Some mornings I get the distinct feeling that my customized Google page has mixed up "news from Russia" with "news of the weird." And I know that, as someone working on contemporary media and popular culture, I'm vulnerable to the accusation of paying attention to the bizarre rather than the typical. So as I drink my coffee and scroll through the morning's headlines, I make a special effort to read articles about oil and economics to the bitter end. Really, I'm trying. But then the universe sends me this:
Yes, as we all know by now, last week Russian President Vladimir Putin took time out from his busy schedule to lead a flock of cranes on its first flight. Last year, Putin undertook a scuba diving expedition in which he "discovered" two long-lost Greek amphorae. His media stunts often involved wild animals, but now a new pattern is taking shape: Putin as a live-action video game hero. Having mastered the wind and the waves, he need only conquer fire and stone before leveling up to Grand Wizard or Archmage. Russia's neighbors have frequently accused Putin of harboring hegemonic ambitions, but who would have suspected that his next step would be annexing Middle Earth?

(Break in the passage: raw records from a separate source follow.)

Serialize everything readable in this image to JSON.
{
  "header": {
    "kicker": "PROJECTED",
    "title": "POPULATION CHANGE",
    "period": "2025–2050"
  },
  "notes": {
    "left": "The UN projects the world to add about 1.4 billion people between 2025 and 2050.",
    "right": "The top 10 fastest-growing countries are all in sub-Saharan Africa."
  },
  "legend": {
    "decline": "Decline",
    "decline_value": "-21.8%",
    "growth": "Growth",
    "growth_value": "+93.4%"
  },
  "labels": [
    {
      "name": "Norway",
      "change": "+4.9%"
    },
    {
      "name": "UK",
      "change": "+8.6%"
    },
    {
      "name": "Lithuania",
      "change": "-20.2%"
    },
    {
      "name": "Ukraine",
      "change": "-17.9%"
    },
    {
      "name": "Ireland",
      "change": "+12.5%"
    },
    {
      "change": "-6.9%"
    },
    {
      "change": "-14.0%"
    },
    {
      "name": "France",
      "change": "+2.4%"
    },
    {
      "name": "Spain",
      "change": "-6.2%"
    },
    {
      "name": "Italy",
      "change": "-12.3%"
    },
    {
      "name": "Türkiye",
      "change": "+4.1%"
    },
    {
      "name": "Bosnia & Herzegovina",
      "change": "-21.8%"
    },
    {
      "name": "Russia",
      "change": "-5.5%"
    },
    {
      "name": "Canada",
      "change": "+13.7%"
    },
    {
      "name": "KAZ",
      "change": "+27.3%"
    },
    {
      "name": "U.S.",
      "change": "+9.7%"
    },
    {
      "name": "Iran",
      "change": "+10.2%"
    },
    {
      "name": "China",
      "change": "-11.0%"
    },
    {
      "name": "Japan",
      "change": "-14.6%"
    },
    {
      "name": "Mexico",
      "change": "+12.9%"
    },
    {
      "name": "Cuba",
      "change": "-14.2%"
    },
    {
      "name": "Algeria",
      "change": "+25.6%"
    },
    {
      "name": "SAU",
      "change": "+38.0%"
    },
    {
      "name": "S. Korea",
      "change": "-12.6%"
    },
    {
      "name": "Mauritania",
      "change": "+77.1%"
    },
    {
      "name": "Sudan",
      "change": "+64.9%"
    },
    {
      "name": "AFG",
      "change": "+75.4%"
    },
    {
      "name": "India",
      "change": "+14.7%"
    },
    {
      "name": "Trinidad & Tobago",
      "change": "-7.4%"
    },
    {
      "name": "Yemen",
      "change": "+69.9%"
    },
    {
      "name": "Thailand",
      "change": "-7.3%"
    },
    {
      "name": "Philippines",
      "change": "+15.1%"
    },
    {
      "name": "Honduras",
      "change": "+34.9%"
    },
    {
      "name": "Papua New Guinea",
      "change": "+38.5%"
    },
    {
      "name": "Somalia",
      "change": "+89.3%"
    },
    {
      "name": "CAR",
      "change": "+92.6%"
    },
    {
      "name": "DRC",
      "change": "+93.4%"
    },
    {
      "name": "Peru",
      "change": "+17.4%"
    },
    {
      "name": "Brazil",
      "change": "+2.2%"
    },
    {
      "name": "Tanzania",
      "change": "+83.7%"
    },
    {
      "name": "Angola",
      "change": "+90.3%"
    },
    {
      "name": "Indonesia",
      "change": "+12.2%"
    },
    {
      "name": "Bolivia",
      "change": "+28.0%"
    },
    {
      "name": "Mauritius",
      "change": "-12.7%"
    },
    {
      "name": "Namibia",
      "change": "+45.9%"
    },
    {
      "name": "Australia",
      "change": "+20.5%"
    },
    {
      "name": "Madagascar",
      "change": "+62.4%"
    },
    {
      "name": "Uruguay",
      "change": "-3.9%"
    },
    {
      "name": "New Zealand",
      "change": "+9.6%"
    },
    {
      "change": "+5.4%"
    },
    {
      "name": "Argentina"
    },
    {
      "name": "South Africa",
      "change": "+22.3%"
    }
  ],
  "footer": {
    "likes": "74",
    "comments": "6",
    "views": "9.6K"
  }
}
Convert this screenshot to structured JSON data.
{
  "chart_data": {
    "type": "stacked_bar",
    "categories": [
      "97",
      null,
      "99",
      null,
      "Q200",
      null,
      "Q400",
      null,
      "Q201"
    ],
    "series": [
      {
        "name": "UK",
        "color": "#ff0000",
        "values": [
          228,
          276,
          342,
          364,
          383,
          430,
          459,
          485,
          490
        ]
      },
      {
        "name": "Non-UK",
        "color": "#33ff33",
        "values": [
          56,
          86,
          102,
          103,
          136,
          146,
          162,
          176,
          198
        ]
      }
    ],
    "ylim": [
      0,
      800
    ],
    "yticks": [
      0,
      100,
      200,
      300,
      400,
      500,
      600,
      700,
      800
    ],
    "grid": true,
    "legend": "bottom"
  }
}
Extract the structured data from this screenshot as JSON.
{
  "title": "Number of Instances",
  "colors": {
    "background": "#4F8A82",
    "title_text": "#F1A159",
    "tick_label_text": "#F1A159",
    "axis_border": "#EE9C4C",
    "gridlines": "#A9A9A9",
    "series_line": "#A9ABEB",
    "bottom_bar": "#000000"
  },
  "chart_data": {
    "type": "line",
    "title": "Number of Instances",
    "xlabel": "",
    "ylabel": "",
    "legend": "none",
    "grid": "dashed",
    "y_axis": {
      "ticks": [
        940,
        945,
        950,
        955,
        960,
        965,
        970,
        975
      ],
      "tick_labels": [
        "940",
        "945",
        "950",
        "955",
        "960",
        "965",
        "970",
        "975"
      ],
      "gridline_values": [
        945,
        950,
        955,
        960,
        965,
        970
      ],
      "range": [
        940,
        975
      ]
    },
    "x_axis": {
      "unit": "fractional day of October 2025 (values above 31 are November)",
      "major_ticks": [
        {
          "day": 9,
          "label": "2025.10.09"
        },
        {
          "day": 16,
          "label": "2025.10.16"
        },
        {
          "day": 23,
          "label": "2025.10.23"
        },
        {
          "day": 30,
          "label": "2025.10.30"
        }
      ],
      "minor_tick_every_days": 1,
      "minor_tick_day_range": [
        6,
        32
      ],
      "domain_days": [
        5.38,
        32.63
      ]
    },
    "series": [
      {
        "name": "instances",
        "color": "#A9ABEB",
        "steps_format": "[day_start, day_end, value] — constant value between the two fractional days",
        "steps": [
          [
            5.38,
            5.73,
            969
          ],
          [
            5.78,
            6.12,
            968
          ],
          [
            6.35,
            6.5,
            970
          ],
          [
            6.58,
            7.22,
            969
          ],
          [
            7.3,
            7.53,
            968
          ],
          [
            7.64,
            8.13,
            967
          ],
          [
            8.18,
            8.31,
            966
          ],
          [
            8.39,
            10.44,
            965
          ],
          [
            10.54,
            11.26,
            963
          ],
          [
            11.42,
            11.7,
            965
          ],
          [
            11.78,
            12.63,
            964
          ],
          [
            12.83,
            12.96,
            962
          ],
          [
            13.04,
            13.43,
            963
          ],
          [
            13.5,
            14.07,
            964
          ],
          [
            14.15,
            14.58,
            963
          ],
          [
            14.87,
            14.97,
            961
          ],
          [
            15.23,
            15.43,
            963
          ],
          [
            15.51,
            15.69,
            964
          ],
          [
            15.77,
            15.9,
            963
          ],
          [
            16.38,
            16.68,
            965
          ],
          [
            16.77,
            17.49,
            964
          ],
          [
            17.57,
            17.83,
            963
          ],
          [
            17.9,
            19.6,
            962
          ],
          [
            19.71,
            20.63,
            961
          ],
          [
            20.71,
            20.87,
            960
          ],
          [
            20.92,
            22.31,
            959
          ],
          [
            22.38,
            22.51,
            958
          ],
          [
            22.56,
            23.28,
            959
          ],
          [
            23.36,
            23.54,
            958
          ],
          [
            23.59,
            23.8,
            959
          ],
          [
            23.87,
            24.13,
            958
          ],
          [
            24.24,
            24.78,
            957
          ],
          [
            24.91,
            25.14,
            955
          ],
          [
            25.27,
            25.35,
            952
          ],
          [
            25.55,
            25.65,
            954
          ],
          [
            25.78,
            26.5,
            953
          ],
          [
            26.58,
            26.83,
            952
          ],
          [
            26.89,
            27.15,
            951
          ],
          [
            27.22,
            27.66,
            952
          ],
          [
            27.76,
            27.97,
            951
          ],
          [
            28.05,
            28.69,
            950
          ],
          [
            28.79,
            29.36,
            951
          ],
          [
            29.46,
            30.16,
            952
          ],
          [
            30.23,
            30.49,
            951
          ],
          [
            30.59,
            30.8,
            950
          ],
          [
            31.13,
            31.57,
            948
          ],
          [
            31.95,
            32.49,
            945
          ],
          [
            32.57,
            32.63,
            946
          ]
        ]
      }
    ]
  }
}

Putin seems to be doing the work of both his supporters and his opponents at the same time. On the one hand, we have the appeal to both transcendence and nostalgia (who could resist making the obvious reference to Mikhail Kalatozov's 1957 classic film, The Cranes Are Flying?). Certainly, he's aiming for a combination of the "good shepherd" metaphor with the Soviet-era "ever higher" ethos that goes back at least as far at the cult of the aviator under Stalin. But his attempt to stretch the metaphor in order to undermine his critics fell flat, like...a sick crane? "Of course, there are some birds who do not like to fly in a flock, and prefer to nest individually. But what can we do? Even if they are not in our flock, they are still members of our breeding population and should be treated with care." At this point mocking Putin is like shooting cranes in a barrel. He's handed the opposition a wonderful phrase to describe his attitude towards his constituents (is there room for a glowing reference to "our breeding population" in the national anthem?). More important, the images of Putin in crane drag have incited a flurry of photoshopping, all the more appropriate since the original pictures of Putin look almost as absurd as anything Photoshop could generate. Barely three months old, Putin's third term is showing all the hallmarks of the kind of elaborate decadence that insularity produces. Careening from adventure to adventure, the president is turning into a hyperactive analog to Brezhnev, whose declining years were marked by endless reels of the general secretary receiving yet another medal. If nothing else, the comparison highlights how different the media are now: at least Putin's antics make for good TV.